A Roman Christian scholar by the name of Valentinus produced the first documentation of Christmas being celebrated on December 25 as a special feast in the year 354. Particularly, a Greek Saint from that era called Saint Nicolas, who lived in what is today known as Turkey, was also well-known for delivering presents to children on that day. His tradition continued, developing into the character of Santa Claus. Although in the past century, which has seen the rise of secular materialism and a decline in spirituality, it can be argued that Christmas has lost its significance as a religious holiday, but it is still nonetheless celebrated worldwide, albeit in a commercialized fashion.

However, it is virtually impossible to find any evidence that Jesus and his disciples celebrated on December 25. In fact, it is highly unlikely that he was even born on that date. Christians of the East Orthodox Church traditionally celebrated Christmas on January 7, while Jeffery Sheler’s 1996 report ‘In Search of Christmas’ states that a document found in North Africa dated back to the year 243 suggests that Jesus was born on March 28. Furthermore, Luke 2:7-8 clearly states that Jesus was born in a time when the shepherds of Palestine were out with their flocks, which due to the cold, is not possible in the winter.
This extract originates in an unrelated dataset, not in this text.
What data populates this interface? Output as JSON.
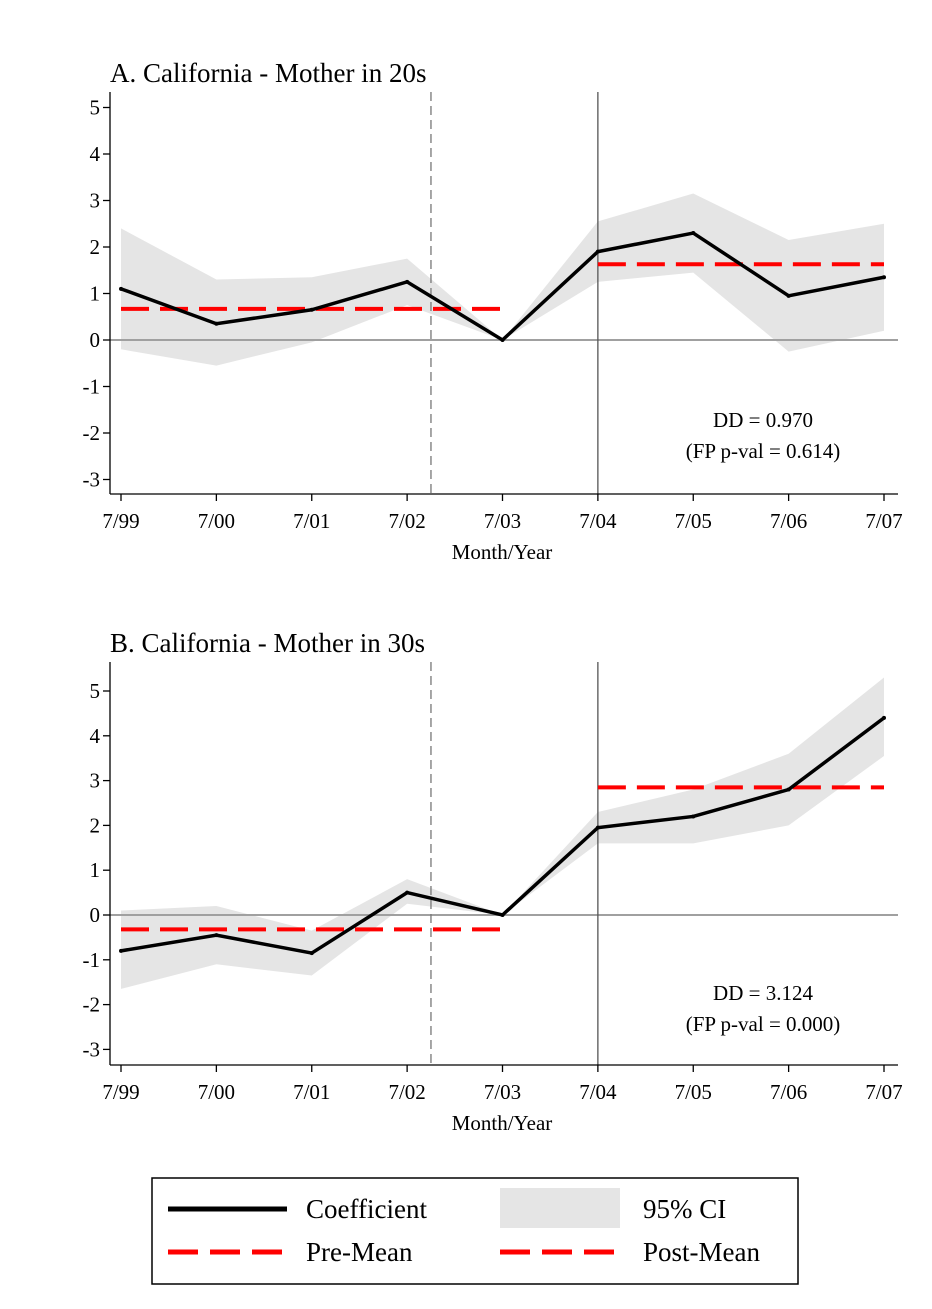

Regardless of when exactly Jesus was born, the date of December 25 has always played a significant role in the calendar, even before Jesus was born. In pre-Christian pagan belief, December 25 marked what was known as the Winter Solstice. Sol is the ancient Latin word for ‘Sun’, and Stice literally means ‘standing still’. It was celebrated by sun-worshippers as the day signaling the middle of winter, the shortest day of the solar calendar. This day was celebrated in different ways by different people all over the world.

For the pre-Christian Romans, December 25 marked their most important holiday, Saturnalia. This was later renamed to ‘Sol Invicti’, which means ‘the unconquerable sun’, in honor of the Syrian sun-god Apollo. Ancient Egyptians also used to celebrate December 25 in worship of Ra, or Horus, the sun-god child of Isis and Orisis. In Mesopotamia, the mythical god Marduk, who was believed to fight against the cold and darkness, was also worshipped on this day. The Aztecs on this day would sacrifice children in worship of their sun-god, Huitzilopochli. North-western Europe hosted festivities for the Nordic god Balder, while the Ancient Greeks dedicated the day for Adonis and Dionysos. For the Ancient Persians, December 25 represented the birth of Mithra, the sun-god.

Mithraism in particular was transferred to Europe from its land of origin, Iran, via the Greeks, who had conquered the Persian Empire under Alexander of Macedon in the fourth century B.C.E. It became widespread throughout Europe, and was even existent at the time the Romans had decided to adopt Trinitarian Christianity.

Before its adoption, Christians were heavily persecuted by the sun-worshipping Romans, and was not so much seen as a religion, but rather a renegade sect of Judaism, which mainstream Jews themselves rejected. Trinitarian Christianity finds its roots in the teachings of Paul, an ex-bounty hunter of Jewish origin who used to persecute Christians under the command of his Roman masters. However, after he claimed to have a vision in which Jesus supposedly told him that he was the son of God, he began to preach Trinitarianism – the concept of three gods in one. His counterpart, a Jewish companion of Jesus by the name of Barnabas, who is believed to have preached the oneness of god, was against preaching to the non-Jews, unlike Paul. Meanwhile, the Jews in the Roman Empire were revolting. Barnabas himself was killed during one of these revolts in his homeland Cyprus.

However, the idea of one god – otherwise referred to as Unitarianism – lived on and thrived, particularly in North Africa. Arius, a Libyan Unitarian, represented the call for one god during the early fourth century, while the strand of Trinitarian Christianity preached by Paul also flourished. Ultimately, after Roman Emperor Constantine chose to convert to Trinitarianism, Arius was killed along with many of his followers. The rise of Trinitarianism then saw the gradual merger of Jewish traditions and Mithraism, or Roman sun-worship, with the celebration of December 25 as the birthday of Jesus Christ as a symbol of this unholy marriage.